In the end, there is more value than not in having articles like this in the public sphere, despite the largely negative online feedback. The sense I get from most scambloggers is that no one is doing this to try and generate sympathy, as many of the commenters seem to think. Our collective sense of purpose is to dissuade as many prospective law students as possible from going to law school. With articles like these, hopefully some attentive young people will notice the uptick in news pieces about the horrible job market for law grads and reassess their course in life.
As for the folks who are themselves suffering, but are quick to lash out at young people who were taken for a ride and are now drowning in debt, I don’t know what to say. At a time when the nation at large is roiling with record unemployment, a horrible recession, and an entire generation of young people who are being shut out of the labor market and the associated lifestyle they were raised to aspire to, those who will plug their ears and scream petty insults at the "whiners" are particularly repulsive. So many millions of people have been taken for a ride in our glitzy modern economy, be they mortgage borrowers, small business owners, or young students who were hoping to improve their lives via education. All of these people were sold a fraudulent bill of goods and are now left holding the heavy, debt-laden bag. How bad do things have to get before some people care? Will we all eventually have to see our pensions and 401(k)s reduced to nothing, our home values plummet, our long-term underemployment stretch into perpetuity? At what point can we recognize the symptoms plaguing one group of people, like underwater student loan borrowers, as indicative of larger problems affecting the country as a whole?

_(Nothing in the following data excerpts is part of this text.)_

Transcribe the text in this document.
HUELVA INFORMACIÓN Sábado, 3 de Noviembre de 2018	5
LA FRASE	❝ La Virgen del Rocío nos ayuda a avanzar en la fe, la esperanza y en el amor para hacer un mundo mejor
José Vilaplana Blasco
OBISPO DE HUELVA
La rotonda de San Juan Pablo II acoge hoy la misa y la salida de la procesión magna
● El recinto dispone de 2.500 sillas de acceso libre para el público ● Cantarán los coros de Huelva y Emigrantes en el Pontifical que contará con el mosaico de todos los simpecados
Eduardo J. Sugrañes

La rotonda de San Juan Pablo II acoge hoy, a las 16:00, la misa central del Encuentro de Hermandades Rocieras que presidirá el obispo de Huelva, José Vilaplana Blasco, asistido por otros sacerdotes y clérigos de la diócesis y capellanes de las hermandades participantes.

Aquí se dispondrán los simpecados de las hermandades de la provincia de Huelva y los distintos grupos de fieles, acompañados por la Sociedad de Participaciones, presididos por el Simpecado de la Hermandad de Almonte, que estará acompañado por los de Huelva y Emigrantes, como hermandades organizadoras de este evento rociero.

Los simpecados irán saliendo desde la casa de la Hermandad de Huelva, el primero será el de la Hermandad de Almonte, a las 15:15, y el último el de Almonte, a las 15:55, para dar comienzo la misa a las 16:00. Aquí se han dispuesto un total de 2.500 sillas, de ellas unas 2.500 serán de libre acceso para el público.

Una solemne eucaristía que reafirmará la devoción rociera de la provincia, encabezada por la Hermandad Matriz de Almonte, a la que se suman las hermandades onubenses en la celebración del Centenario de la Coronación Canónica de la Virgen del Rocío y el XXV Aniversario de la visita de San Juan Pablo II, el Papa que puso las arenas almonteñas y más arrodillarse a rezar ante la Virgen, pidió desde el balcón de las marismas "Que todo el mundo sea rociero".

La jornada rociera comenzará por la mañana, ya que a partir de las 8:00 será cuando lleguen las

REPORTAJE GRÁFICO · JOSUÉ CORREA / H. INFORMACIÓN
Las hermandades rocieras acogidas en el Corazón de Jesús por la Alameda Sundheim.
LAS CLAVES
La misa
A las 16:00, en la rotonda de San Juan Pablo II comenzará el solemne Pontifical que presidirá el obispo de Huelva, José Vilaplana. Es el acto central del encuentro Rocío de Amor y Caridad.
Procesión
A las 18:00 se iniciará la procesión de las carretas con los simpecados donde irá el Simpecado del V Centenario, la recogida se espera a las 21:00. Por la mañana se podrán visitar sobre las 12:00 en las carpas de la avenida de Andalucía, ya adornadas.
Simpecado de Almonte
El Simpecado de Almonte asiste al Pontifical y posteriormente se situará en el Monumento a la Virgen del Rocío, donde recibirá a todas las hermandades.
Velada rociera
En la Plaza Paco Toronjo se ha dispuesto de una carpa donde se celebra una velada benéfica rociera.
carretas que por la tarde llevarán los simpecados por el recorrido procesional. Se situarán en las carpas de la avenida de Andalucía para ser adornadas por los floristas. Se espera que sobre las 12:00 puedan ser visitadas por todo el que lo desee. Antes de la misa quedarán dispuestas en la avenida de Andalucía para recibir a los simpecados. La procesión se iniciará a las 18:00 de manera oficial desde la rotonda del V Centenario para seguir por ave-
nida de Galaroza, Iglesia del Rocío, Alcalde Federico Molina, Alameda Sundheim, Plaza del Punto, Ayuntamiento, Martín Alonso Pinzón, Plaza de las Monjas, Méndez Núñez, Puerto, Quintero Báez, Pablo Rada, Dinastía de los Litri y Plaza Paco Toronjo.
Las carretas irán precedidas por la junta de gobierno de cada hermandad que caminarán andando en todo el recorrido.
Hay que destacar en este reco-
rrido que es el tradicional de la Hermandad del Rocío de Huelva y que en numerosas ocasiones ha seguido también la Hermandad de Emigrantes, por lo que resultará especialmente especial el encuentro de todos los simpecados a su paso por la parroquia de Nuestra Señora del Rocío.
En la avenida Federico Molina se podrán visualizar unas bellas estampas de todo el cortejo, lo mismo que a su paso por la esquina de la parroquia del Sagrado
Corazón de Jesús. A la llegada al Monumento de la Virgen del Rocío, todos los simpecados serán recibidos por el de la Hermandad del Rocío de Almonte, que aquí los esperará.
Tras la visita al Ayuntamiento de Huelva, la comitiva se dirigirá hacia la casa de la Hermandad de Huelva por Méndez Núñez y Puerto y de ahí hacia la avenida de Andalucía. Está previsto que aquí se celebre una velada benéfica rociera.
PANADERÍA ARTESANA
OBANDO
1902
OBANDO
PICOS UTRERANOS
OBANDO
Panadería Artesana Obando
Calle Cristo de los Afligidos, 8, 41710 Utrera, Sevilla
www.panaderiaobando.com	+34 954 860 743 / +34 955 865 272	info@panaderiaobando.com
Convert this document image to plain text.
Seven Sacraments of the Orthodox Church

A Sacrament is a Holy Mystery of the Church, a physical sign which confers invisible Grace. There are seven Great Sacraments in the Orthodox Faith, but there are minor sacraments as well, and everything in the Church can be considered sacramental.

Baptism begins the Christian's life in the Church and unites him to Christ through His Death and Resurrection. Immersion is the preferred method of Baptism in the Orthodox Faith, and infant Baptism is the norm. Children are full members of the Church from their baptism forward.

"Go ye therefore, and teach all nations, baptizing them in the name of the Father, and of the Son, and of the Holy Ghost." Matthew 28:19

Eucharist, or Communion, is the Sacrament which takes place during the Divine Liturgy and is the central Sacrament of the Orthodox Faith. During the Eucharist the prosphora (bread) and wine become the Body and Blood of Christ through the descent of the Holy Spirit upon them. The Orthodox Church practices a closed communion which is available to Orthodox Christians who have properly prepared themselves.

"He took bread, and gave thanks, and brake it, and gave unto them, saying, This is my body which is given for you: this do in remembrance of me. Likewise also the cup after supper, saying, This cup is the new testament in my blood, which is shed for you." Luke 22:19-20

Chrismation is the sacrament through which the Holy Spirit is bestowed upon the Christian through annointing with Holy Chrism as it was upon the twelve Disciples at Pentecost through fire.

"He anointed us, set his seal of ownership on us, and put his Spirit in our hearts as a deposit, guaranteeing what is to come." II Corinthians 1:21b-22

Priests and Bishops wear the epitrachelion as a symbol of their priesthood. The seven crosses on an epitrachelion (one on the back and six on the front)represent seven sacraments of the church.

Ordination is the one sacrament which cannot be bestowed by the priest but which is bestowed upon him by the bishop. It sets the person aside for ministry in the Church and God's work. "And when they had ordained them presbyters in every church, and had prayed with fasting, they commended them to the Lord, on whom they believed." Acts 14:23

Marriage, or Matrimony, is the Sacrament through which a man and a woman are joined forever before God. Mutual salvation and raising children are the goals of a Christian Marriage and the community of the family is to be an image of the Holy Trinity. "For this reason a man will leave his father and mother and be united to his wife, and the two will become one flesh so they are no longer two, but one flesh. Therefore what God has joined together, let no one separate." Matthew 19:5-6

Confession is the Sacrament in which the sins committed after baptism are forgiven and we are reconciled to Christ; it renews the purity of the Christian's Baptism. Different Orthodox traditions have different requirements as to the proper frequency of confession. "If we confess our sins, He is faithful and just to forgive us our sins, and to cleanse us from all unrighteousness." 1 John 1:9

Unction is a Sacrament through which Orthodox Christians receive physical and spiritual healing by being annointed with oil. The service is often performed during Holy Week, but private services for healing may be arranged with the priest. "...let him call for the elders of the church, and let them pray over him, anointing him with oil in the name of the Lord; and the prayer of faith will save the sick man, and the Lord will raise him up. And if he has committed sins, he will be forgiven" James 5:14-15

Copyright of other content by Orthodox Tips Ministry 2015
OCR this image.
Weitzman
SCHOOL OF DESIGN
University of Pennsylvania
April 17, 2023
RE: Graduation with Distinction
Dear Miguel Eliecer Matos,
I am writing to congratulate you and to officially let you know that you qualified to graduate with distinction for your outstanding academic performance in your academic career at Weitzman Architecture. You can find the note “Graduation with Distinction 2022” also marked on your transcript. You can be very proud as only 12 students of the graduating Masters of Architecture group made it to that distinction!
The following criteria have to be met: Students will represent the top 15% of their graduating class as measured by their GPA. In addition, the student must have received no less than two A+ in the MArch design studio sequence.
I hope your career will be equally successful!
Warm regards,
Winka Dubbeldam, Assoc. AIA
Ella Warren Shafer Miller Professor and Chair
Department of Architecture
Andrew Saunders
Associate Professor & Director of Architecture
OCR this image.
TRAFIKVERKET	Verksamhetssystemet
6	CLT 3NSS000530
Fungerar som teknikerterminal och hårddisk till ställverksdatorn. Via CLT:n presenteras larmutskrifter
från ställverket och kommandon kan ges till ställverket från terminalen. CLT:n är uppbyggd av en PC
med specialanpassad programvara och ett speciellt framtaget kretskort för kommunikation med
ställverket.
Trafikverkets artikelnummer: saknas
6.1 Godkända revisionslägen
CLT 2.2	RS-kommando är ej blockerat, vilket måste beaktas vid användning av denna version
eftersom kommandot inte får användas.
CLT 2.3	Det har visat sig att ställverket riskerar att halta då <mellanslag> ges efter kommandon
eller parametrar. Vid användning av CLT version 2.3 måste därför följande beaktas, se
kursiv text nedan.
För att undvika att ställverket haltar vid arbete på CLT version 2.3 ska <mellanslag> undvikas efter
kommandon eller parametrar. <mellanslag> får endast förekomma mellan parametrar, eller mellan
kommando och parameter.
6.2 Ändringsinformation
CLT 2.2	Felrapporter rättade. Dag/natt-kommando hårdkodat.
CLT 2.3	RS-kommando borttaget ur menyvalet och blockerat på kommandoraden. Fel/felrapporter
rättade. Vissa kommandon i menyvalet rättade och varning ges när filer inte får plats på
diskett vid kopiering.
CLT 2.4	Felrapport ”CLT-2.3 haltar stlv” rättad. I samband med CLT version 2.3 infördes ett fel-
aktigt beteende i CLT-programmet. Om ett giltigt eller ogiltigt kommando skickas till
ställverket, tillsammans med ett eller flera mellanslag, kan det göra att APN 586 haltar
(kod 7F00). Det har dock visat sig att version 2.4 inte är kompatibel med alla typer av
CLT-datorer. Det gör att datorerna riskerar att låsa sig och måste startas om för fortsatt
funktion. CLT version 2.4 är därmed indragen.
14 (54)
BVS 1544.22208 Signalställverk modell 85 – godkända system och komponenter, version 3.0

My first reaction was to think back to a modification of a quote that our friend and former scamblogger Angry Future Expat posted in his farewell entry. I sort of hesitate to use it, because while the situation of millions of college and law grads who have been sold out and have no reasonable chance at getting a decent job and advancing in life is dire, we aren’t being rounded up and put into camps. Still, perhaps it is appropriate:
With apologies to Pastor Martin Niemöller:
THEY CAME FIRST for the Subprime Borrowers,
and I didn’t speak up because I wasn’t a Subprime Borrower.
THEN THEY CAME for the unemployed,
and I didn’t speak up because I wasn’t unemployed.
THEN THEY CAME for the failed small business owners,
and I didn’t speak up because I wasn’t a failed small business owner.
THEN THEY CAME for me
and by that time no one was left to speak up.